Politics and Religion

The world of Politics today crosses over into the world of Religion more often then I think we would like to believe. The very thing that the Puritans came here to avoid, restrictions and control over the practicing their religion, is very much in danger of happening in the United States today.

I see and hear so many people in the Church say things, that I know that if they just realized how the Church stands on the topic they might take a little more time to think. I very often want to say something in the moment, but I don’t dare, as it’s either not a good place or not a good time, or I’m just not close enough to the person to feel like they will listen to me in that context, or really because I’m afraid to offend.

I probably shouldn’t be that way, I should be more brave to stand up for what I believe even, or maybe especially, to people who believe the same thing. So, that’s what I’m going to do here. It’s the chicken way, but it’s a start.

First example.

Pro-Choice. I could go on about this myself, but I’ll let an Apostle make my arguments for me.  Below is a link to the whole talk, which I recommend you read, and then a quote.

Weightier Matters by Elder Dallin H. Oaks

Pro-choice slogans have been particularly seductive to Latter-day Saints because we know that moral agency, which can be described as the power of choice, is a fundamental necessity in the gospel plan. All Latter-day Saints are pro-choice according to that theological definition. But being pro-choice on the need for moral agency does not end the matter for us. Choice is a method, not the ultimate goal. We are accountable for our choices, and only righteous choices will move us toward our eternal goals.

In this effort, Latter-day Saints follow the teachings of the prophets. On this subject our prophetic guidance is clear. The Lord commanded, “Thou shalt not … kill, nor do anything like unto it” (D&C 59:6). The Church opposes elective abortion for personal or social convenience. Our members are taught that, subject only to some very rare exceptions, they must not submit to, perform, encourage, pay for, or arrange for an abortion. That direction tells us what we need to do on the weightier matters of the law, the choices that will move us toward eternal life.

In today’s world we are not true to our teachings if we are merely pro-choice. We must stand up for the right choice. Those who persist in refusing to think beyond slogans and sound bites like pro-choice wander from the goals they pretend to espouse and wind up giving their support to results they might not support if those results were presented without disguise.
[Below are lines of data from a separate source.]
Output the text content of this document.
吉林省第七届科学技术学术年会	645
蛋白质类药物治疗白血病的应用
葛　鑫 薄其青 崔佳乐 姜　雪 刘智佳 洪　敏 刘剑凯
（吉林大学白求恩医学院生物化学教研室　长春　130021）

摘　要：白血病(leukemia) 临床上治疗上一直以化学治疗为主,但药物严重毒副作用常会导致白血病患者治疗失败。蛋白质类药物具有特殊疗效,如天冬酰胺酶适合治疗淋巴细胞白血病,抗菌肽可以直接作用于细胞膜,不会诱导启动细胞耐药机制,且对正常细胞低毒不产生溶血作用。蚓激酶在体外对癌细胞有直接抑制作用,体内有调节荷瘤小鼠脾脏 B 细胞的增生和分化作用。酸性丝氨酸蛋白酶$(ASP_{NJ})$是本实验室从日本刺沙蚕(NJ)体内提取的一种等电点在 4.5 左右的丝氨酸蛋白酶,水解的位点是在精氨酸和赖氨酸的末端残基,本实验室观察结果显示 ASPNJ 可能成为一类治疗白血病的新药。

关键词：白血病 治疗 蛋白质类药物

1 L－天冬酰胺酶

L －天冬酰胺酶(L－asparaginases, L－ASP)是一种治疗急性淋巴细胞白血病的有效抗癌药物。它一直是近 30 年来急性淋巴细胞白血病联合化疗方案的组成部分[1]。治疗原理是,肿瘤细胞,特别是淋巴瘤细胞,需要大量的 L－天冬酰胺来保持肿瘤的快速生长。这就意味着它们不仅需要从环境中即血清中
“Every woman has, within the limits of nature, the right to choose what will or will not happen to her body. Every woman has, at the same time, the responsibility for the way she uses her body. If by her choice she behaves in such a way that a human fetus is conceived, she has not only the right to but also the responsibility for that fetus. If it is an unwanted pregnancy, she is not justified in ending it with the claim that it interferes with her right to choose. She herself chose what would happen to her body by risking pregnancy. She had her choice. If she has no better reason, her conscience should tell her that abortion would be a highly irresponsible choice.

If we say we are anti-abortion in our personal life but pro-choice in public policy, we are saying that we will not use our influence to establish public policies that encourage righteous choices on matters God’s servants have defined as serious sins. I urge Latter-day Saints who have taken that position to ask themselves which other grievous sins should be decriminalized or smiled on by the law due to this theory that persons should not be hampered in their choices. Should we decriminalize or lighten the legal consequences of child abuse? of cruelty to animals? of pollution? of fraud? of fathers who choose to abandon their families for greater freedom or convenience?

And another example.

I have seen several people who are decrying the Supreme Court decision today in favor of Hobby Lobby. People of my faith should be REJOYICING.  This protects OUR FAITH, just as much as it protects Hobby Lobby. The federal government should not compel people to do things contrary to their faith.  And if they could compel Hobby Lobby, what would stop them from compelling the Church?


And yet a third.

I have seen several people rejoice over the striking down of prop 8 in California (I know this is rather old news, but still valid to my point).  When the Church comes out with the statement, which they don’t often do, saying they are sad about it, you should be on board too.

There are more, but I’ll stop there for now.

I think very often people in the Church do not realize how far afield they get from their religion in what they believe politically.  I think people very often get into the “espouse ideas contrary to their religion.” without even knowing it. I think that’s because people try to have those things exist in a bubble, one separate from another. That’s impossible, and wrong.

Please please please, before you favor a political idea, see how it stacks up with your Faith. That’s all I’m really asking.

What talks from Apostles or statements from the Church have you see that influenced your political thought?